A scientific advisory panel has determined that the Food and Drug Administration used flawed methods and ignored key facts in deciding that a chemical used to harden plastic in baby bottles is safe.
The panel included academic and government scientists. Its critique lambasted the regulatory agency for examining an insufficient number of baby formula samples in its study of bisphenol A (BPA) and focusing solely on mean BPA values without regard for the fact that some samples had very high BPA values.
The report also cites the FDA for failure to mention animal studies which have shown links between BPA and diabetes, prostate cancer and other medical conditions, as well as National Toxicology Program studies that suggest BPA might adversely affect brain development in infants.
Because the FDA did not account for such findings, it ended up recommending a “safe level” of BPA that may not be safe at all, the report concluded.
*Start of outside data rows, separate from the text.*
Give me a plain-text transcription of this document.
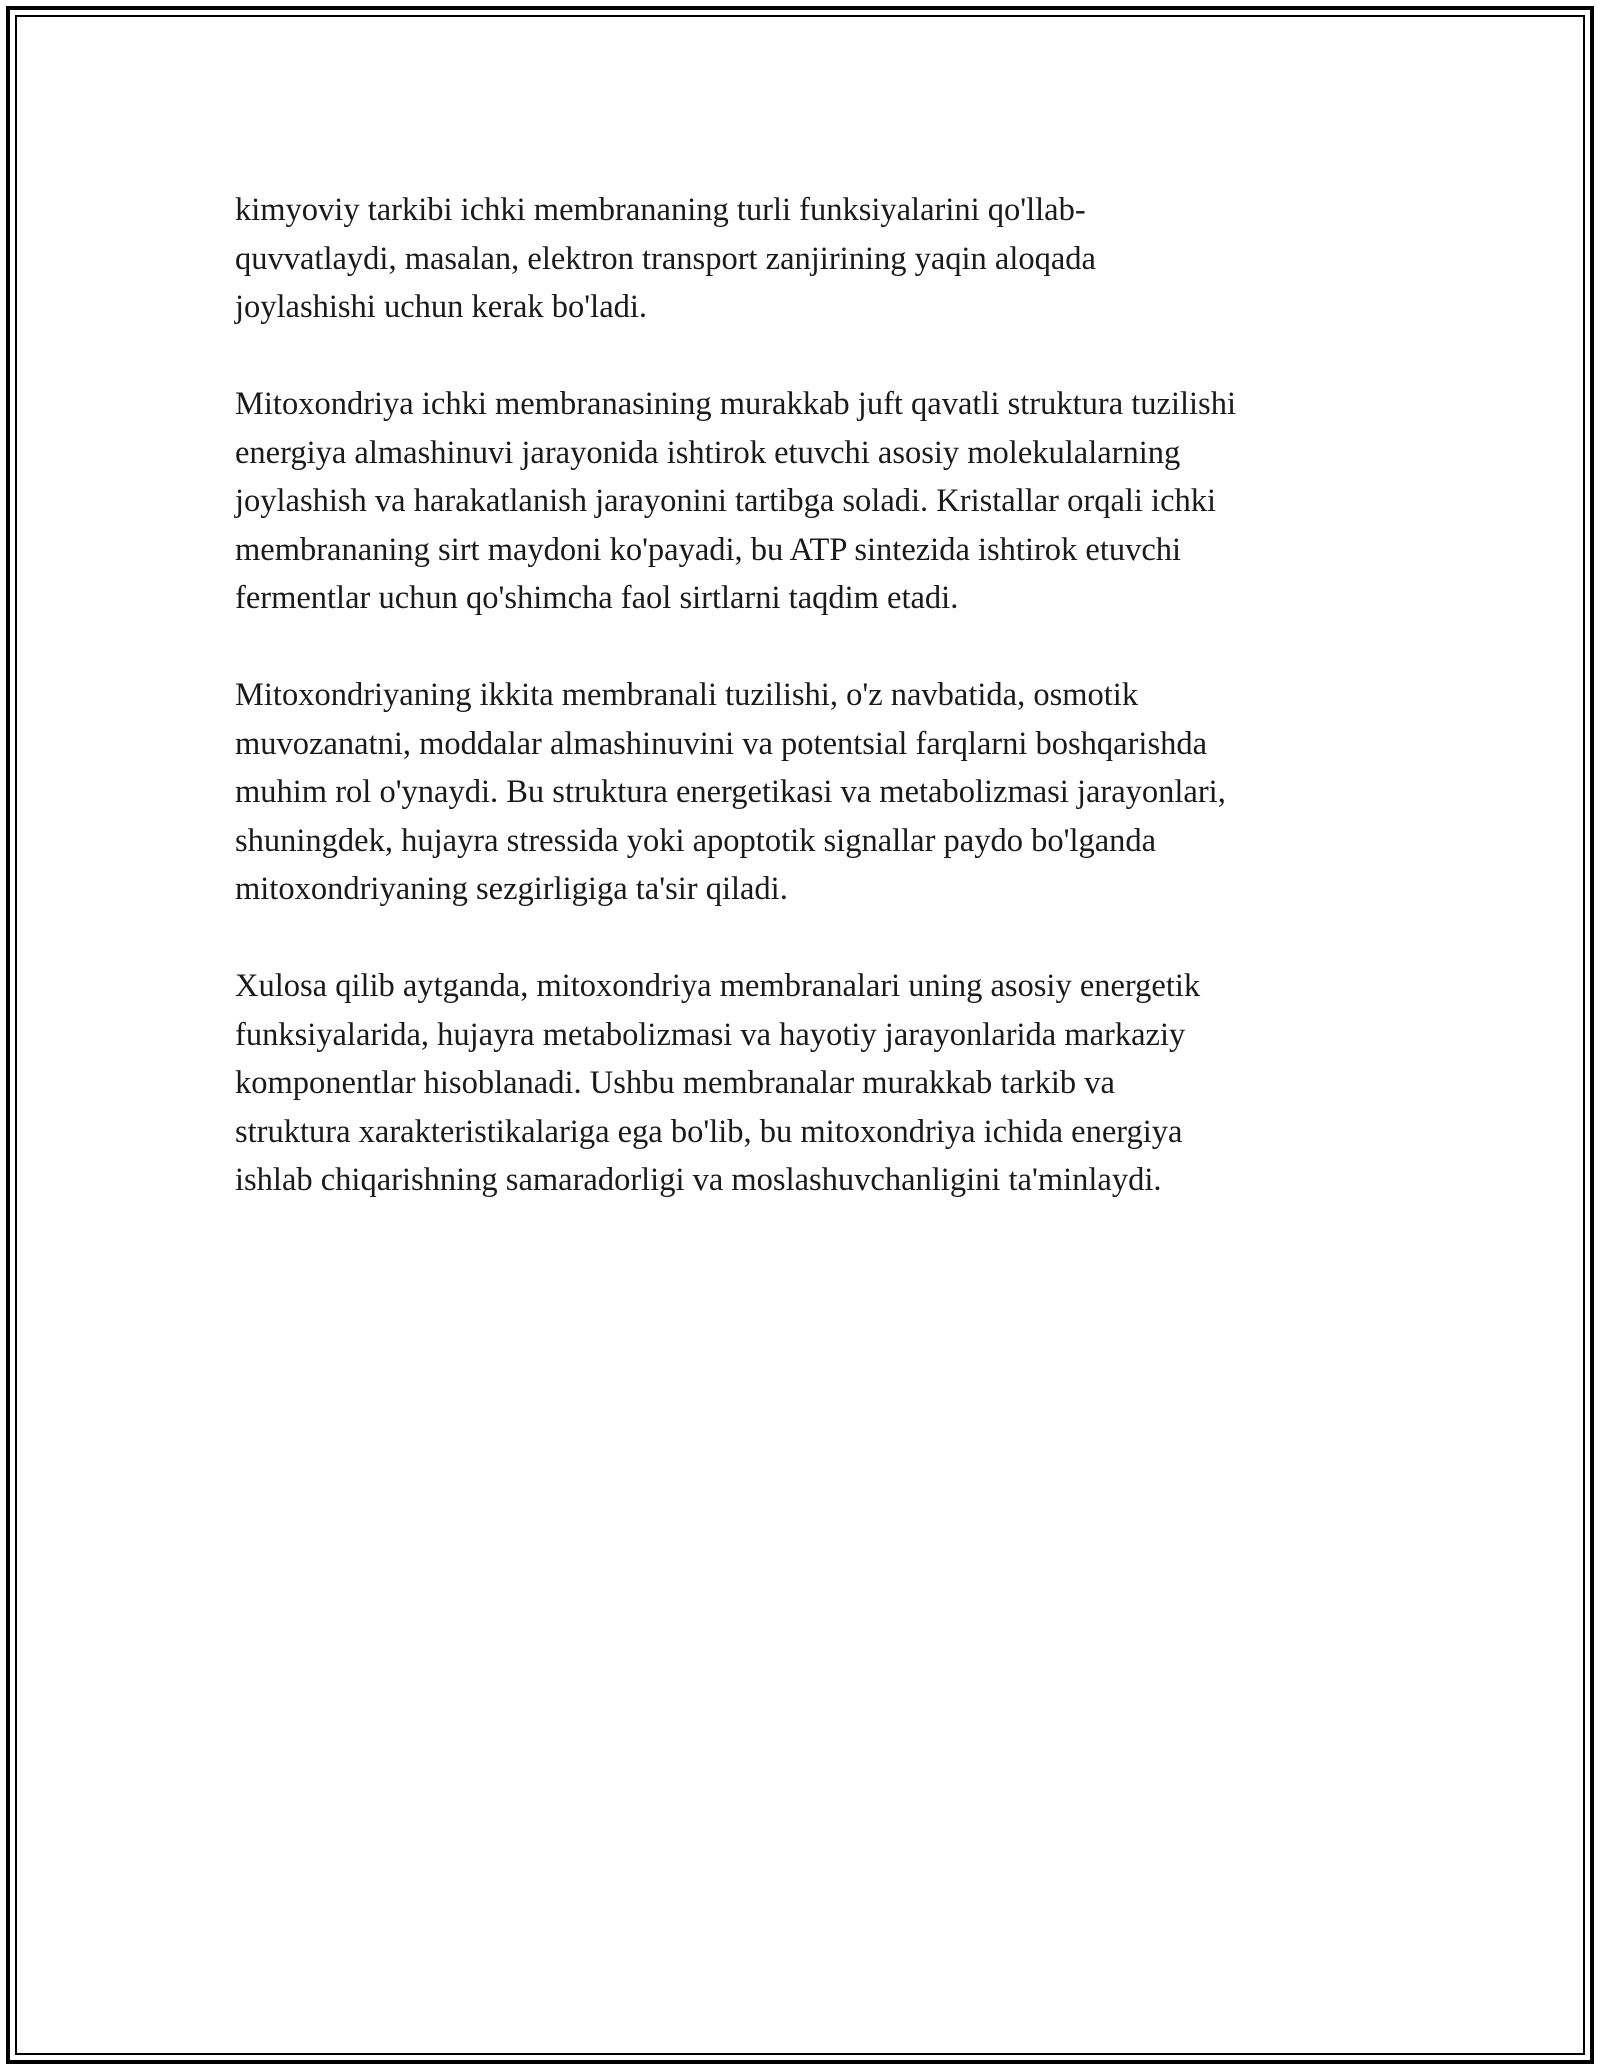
kimyoviy tarkibi ichki membrananing turli funksiyalarini qo'llab-
quvvatlaydi, masalan, elektron transport zanjirining yaqin aloqada
joylashishi uchun kerak bo'ladi.

Mitoxondriya ichki membranasining murakkab juft qavatli struktura tuzilishi
energiya almashinuvi jarayonida ishtirok etuvchi asosiy molekulalarning
joylashish va harakatlanish jarayonini tartibga soladi. Kristallar orqali ichki
membrananing sirt maydoni ko'payadi, bu ATP sintezida ishtirok etuvchi
fermentlar uchun qo'shimcha faol sirtlarni taqdim etadi.

Mitoxondriyaning ikkita membranali tuzilishi, o'z navbatida, osmotik
muvozanatni, moddalar almashinuvini va potentsial farqlarni boshqarishda
muhim rol o'ynaydi. Bu struktura energetikasi va metabolizmasi jarayonlari,
shuningdek, hujayra stressida yoki apoptotik signallar paydo bo'lganda
mitoxondriyaning sezgirligiga ta'sir qiladi.

Xulosa qilib aytganda, mitoxondriya membranalari uning asosiy energetik
funksiyalarida, hujayra metabolizmasi va hayotiy jarayonlarida markaziy
komponentlar hisoblanadi. Ushbu membranalar murakkab tarkib va
struktura xarakteristikalariga ega bo'lib, bu mitoxondriya ichida energiya
ishlab chiqarishning samaradorligi va moslashuvchanligini ta'minlaydi.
An FDA spokesperson seemed to accept some aspects of the critique. The “FDA agrees that due to the uncertainties raised in some studies relating to the potential effects of low doses of bisphenol-A that additional research would be valuable,” Judy Leon told the Washington Post.
The FDA has begun to carry out additional research on the matter. Meanwhile, John D. Dingell (D-Mich.), Chairman of the House Committee on Energy and Commerce, his colleague Rep. Bart Stupak (D-Mich.) and the attorneys general in several states are on record saying the bottle makers ought to just get rid of the stuff right now.
Canada recently enacted such a ban, and some retailers now sell BPA-free formula bottles in response to consumer outcries. The trade group representing BPA manufacturers has indicated its constituents will comply with FDA regulations once they are promulgated.